Tonight the gang is in formation and dressed in colourful activewear, shooting in a studio against a white backdrop. It’s joyously daggy and PG-rated. “OK gang!” Chambers chirps. She executes a double hand move: “Stop corona!”

They clock up 2,000 sets of eyeballs before they’re done. Since they’re invisible throughout, participants at home are encouraged to take a 30-second video of themselves and message it to the Facebook page so that Chambers can create a video of everyone dancing together at once.

One happy punter posts: “Virtual dancing was so much fun. I learned the dance with my 15-year-old daughter and NO one could see me! I was happy about not being seen and my daughter was happy about not being seen with me. WIN, WIN!”

‘Dancing has always been a democratic way of being with each other’

Betty Grumble’s mother was three months pregnant with her when she won an aerobics championship, so you might say it’s in Grumble’s blood. The performance artist’s creator, Emma Maye Gibson, says she uses movement as a way of moving through grief and anger. But in the hands of Grumble – who also employs elements of drag and subversive cabaret – it brings unbridled joy.

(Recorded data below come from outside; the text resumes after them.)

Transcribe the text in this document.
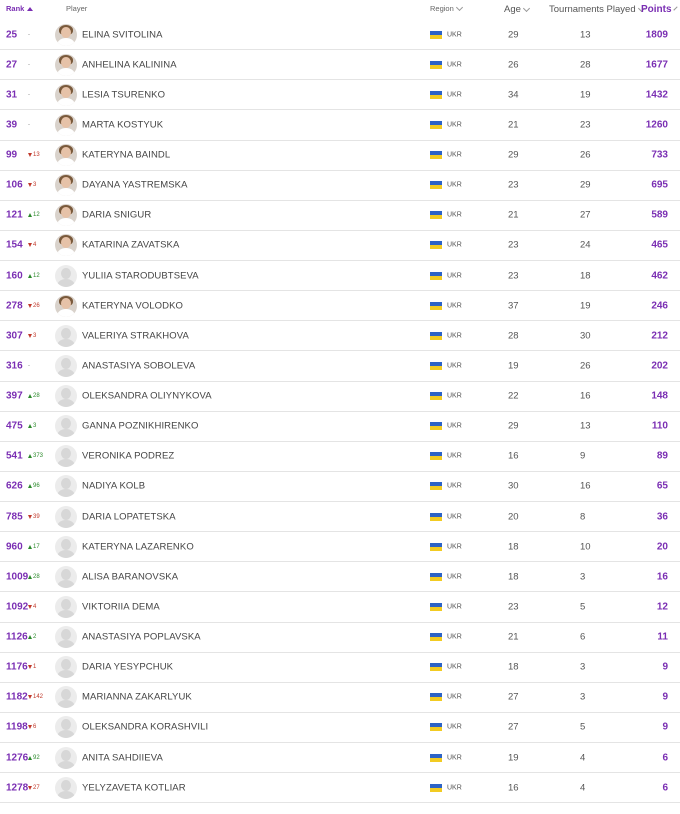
Rank	Player	Region	Age	Tournaments Played Points
25 -	ELINA SVITOLINA	UKR	29	13	1809
27 -	ANHELINA KALININA	UKR	26	28	1677
31 -	LESIA TSURENKO	UKR	34	19	1432
39 -	MARTA KOSTYUK	UKR	21	23	1260
99	13	KATERYNA BAINDL	UKR	29	26	733
106 3	DAYANA YASTREMSKA	UKR	23	29	695
121 12	DARIA SNIGUR	UKR	21	27	589
154 4	KATARINA ZAVATSKA	UKR	23	24	465
160 12	YULIIA STARODUBTSEVA	UKR	23	18	462
278 26	KATERYNA VOLODKO	UKR	37	19	246
307 3	VALERIYA STRAKHOVA	UKR	28	30	212
316 -	ANASTASIYA SOBOLEVA	UKR	19	26	202
397 28	OLEKSANDRA OLIYNYKOVA	UKR	22	16	148
475 3	GANNA POZNIKHIRENKO	UKR	29	13	110
541 373	VERONIKA PODREZ	UKR	16	9	89
626 96	NADIYA KOLB	UKR	30	16	65
785 39	DARIA LOPATETSKA	UKR	20	8	36
960 17	KATERYNA LAZARENKO	UKR	18	10	20
1009 28	ALISA BARANOVSKA	UKR	18	3	16
1092 4	VIKTORIIA DEMA	UKR	23	5	12
1126 2	ANASTASIYA POPLAVSKA	UKR	21	6	11
1176 1	DARIA YESYPCHUK	UKR	18	3	9
1182 142	MARIANNA ZAKARLYUK	UKR	27	3	9
1198 6	OLEKSANDRA KORASHVILI	UKR	27	5	9
1276 92	ANITA SAHDIIEVA	UKR	19	4	6
1278 27	YELYZAVETA KOTLIAR	UKR	16	4	6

I experience that for myself by tuning into Grumble Boogie, which Gibson is streaming every day at 10am on Instagram Live and Facebook Live.

Related: Betty Grumble: 'I want to tell stories ferociously, from my guts'

Filming outside while the sun still shines, Gibson works the brightness further with filters, headbands and high-cut leopard-print leotards, for 30 minutes of heart-pumping cardio, dance and stretch, to disco, house, tribal beats and all sorts of eclectic takes.

“Dancing has always been a democratic way of being with each other,” Gibson tells me afterwards. “I think the dancefloor is a religious experience. Aerobic fitness turns me on because it’s so goofy and about breath and the heart.”

I must admit I didn’t feel like dancing this morning, but Gibson still snared my full attention and made me grin. In her Instagram Stories she shares videos from participants as far away as Edinburgh, all intent on doing the Angry Frog.

“I believe the classes to be ephemeral beasts and are essentially a free way for people to engage their bodies in a daily ritual,” says Gibson. “It’s great when they can stay online but I have let go of the idea of cataloguing them. I post the playlist I curate for each class on Spotify and have set up a PayPal for people to make donations if they have the means.”

Those donations have assisted her in keeping her creative projects going, but she also filters some into the organisations and venues that have supported her.

Dress for success – in lycra

As a solo journeyer on this mission, it quickly becomes apparent that having a quarantine pal grapevining in the kitchen with you would be preferable, but getting in the zone isn’t impossible if you’re alone – it just requires more dedication. Make sure you’re dressed for success in appropriate regalia, and devote the workout your full attention. At least you really can dance like no one’s watching.